More than $1 million will be shaved off Allied Farmers' profits this year as real-estate setbacks bite the company hard.
The Hawera-based company said yesterday that its forecast results for the half-year to June 30 would likely be $150,000 behind the same period last year.
It meant the listed rural services provider would make a pre-tax profit of about $2.15 million for the full year. That compared with an earlier forecast of about $3.5 million and a $3.47 million result achieved last year.
Chairman John Loughlin said problems at Allied's real estate division were a major factor.
The loss of several key staff to PGG Wrightson affected commission income and the property market was a "much harder game" this year. "Last year, the property market was booming and transactions were ripping through - this year it's a whole new ball game."

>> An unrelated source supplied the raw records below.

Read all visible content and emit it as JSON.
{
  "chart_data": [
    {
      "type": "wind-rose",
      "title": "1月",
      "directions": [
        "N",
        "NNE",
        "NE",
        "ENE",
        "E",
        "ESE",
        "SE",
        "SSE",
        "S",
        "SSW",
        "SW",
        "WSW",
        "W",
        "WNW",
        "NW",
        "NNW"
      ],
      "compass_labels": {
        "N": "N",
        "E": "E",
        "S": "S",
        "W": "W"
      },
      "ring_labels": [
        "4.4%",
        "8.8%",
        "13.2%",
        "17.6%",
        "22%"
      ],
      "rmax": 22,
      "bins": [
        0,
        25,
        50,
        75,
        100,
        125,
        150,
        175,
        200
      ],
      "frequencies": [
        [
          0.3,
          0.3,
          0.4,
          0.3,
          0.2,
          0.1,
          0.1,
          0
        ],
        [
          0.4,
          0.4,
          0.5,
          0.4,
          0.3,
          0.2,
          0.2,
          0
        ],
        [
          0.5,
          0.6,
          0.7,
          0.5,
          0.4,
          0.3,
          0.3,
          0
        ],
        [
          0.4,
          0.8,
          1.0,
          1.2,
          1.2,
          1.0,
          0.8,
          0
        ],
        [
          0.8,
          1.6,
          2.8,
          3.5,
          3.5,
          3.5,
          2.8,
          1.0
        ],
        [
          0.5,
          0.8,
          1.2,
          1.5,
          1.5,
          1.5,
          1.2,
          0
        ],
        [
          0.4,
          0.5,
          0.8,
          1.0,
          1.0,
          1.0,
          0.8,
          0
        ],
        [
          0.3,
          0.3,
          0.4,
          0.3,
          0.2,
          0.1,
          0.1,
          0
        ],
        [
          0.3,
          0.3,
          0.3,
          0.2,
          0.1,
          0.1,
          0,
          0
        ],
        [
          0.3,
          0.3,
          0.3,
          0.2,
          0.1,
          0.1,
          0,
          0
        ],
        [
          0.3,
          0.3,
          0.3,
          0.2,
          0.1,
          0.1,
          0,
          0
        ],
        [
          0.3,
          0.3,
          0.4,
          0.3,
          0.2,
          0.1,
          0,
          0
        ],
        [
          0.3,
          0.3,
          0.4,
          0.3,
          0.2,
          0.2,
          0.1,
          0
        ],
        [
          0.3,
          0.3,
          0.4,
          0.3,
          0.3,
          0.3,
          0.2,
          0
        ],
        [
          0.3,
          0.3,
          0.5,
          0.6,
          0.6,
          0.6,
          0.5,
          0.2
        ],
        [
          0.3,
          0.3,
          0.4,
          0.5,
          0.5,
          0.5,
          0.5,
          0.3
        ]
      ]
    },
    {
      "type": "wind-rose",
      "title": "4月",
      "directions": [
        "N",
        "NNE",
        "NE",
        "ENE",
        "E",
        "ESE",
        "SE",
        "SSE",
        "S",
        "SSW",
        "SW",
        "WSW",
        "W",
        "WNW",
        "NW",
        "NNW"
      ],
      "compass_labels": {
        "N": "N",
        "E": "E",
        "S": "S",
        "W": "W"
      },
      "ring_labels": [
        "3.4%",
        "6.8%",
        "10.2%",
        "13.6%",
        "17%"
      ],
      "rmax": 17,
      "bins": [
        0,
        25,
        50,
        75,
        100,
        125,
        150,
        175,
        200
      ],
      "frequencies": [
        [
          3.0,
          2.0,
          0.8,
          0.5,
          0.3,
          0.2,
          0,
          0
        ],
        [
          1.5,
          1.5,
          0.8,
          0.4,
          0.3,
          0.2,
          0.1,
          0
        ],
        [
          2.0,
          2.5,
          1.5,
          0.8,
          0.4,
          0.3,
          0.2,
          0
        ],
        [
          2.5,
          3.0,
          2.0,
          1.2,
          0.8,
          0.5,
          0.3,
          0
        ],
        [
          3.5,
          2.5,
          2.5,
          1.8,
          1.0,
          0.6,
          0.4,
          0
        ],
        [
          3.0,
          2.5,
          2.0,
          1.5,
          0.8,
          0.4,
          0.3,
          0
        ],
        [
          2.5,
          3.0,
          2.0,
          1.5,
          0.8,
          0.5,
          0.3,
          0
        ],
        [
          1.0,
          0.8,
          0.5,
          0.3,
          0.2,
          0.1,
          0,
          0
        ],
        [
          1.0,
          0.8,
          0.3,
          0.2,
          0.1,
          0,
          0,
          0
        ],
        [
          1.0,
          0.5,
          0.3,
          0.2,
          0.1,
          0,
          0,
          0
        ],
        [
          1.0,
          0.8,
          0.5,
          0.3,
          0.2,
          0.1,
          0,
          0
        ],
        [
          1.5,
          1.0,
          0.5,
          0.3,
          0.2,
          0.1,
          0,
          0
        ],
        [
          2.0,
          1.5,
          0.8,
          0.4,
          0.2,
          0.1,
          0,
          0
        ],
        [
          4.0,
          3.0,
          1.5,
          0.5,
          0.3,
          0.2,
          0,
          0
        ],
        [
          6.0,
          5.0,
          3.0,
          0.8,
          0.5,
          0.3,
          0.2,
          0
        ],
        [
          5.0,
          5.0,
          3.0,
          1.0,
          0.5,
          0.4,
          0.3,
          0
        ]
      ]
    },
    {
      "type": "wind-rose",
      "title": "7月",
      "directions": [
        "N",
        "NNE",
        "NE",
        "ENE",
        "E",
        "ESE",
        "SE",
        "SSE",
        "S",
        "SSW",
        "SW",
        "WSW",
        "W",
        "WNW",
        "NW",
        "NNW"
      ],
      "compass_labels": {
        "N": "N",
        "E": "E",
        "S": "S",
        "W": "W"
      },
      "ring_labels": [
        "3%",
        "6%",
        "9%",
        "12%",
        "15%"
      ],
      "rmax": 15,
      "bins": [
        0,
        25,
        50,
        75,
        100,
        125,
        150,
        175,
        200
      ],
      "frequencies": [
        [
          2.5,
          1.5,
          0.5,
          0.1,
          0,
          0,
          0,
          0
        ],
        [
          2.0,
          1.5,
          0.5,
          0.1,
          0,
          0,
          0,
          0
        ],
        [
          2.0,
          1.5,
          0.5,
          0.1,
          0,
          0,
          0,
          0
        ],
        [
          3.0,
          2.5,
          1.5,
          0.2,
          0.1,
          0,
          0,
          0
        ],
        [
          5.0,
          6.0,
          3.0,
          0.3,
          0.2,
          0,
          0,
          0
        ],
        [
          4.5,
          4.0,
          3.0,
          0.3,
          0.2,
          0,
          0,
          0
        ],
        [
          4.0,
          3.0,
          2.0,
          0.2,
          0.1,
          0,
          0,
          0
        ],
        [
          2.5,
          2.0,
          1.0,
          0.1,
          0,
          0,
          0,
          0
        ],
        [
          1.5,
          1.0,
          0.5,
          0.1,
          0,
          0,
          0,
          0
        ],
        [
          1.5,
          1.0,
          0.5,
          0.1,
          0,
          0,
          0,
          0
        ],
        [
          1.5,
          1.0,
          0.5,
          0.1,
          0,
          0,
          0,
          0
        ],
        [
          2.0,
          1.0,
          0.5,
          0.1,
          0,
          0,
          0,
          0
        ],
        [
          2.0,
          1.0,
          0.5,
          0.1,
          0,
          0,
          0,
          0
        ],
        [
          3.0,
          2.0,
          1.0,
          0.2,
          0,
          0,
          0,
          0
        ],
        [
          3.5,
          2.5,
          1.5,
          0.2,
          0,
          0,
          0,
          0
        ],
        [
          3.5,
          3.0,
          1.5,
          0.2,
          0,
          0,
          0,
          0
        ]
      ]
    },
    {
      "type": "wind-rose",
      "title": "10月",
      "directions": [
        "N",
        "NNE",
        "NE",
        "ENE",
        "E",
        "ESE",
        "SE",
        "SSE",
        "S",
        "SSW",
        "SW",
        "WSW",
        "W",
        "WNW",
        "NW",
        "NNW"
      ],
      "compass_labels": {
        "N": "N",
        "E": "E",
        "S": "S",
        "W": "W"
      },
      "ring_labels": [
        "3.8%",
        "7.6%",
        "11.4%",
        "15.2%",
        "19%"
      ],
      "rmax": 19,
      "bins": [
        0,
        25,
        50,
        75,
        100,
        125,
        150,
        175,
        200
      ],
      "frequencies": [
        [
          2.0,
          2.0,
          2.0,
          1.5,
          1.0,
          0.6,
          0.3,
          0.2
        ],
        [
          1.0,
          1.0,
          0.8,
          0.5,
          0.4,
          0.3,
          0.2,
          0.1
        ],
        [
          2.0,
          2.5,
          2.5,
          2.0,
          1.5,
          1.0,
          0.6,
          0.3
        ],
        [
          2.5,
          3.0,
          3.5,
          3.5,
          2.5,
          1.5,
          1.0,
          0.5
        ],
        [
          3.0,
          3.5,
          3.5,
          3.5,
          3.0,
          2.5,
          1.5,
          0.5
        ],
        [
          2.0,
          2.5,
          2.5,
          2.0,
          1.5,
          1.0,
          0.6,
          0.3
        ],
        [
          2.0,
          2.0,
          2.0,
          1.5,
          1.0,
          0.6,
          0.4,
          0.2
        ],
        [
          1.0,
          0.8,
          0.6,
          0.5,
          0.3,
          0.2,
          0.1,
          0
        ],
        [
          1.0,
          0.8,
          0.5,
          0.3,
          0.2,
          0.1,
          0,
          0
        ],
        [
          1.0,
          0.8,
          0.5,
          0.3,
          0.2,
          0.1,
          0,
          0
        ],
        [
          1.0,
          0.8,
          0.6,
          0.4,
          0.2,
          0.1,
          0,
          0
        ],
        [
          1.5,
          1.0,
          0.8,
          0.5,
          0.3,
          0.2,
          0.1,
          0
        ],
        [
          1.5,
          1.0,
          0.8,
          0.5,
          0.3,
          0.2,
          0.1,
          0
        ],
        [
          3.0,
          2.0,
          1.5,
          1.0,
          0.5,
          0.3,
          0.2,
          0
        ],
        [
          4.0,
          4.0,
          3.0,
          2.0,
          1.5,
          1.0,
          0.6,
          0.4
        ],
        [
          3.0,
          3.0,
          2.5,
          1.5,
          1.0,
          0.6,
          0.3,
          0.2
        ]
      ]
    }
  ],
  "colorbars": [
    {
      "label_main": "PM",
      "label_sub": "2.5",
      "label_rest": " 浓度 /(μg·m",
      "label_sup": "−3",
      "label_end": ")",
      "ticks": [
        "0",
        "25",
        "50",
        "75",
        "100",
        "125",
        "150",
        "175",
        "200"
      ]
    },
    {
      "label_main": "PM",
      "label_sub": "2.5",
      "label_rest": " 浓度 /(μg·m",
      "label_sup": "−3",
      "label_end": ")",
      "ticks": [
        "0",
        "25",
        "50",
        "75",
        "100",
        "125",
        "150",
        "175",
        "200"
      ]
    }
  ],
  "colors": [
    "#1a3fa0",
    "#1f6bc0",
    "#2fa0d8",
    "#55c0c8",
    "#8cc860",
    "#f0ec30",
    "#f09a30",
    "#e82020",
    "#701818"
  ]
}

The turnaround at the Allied Pine sawmill operation in Wanganui had also been slower than expected. Loughlin said it had been hit by a high dollar, higher shipping costs, lower lumber prices and inefficiencies.
But a lower dollar and restructuring were now helping the sawmill. Other factors driving the 2006 result down would be increased doubtful debts in the merchandising and pine businesses.
The takeover of Prime Finance was now unconditional with 98.7 per cent acceptances. Loughlin expected Prime to add $1.2 million in annual pre-tax profits to Allied Farmers.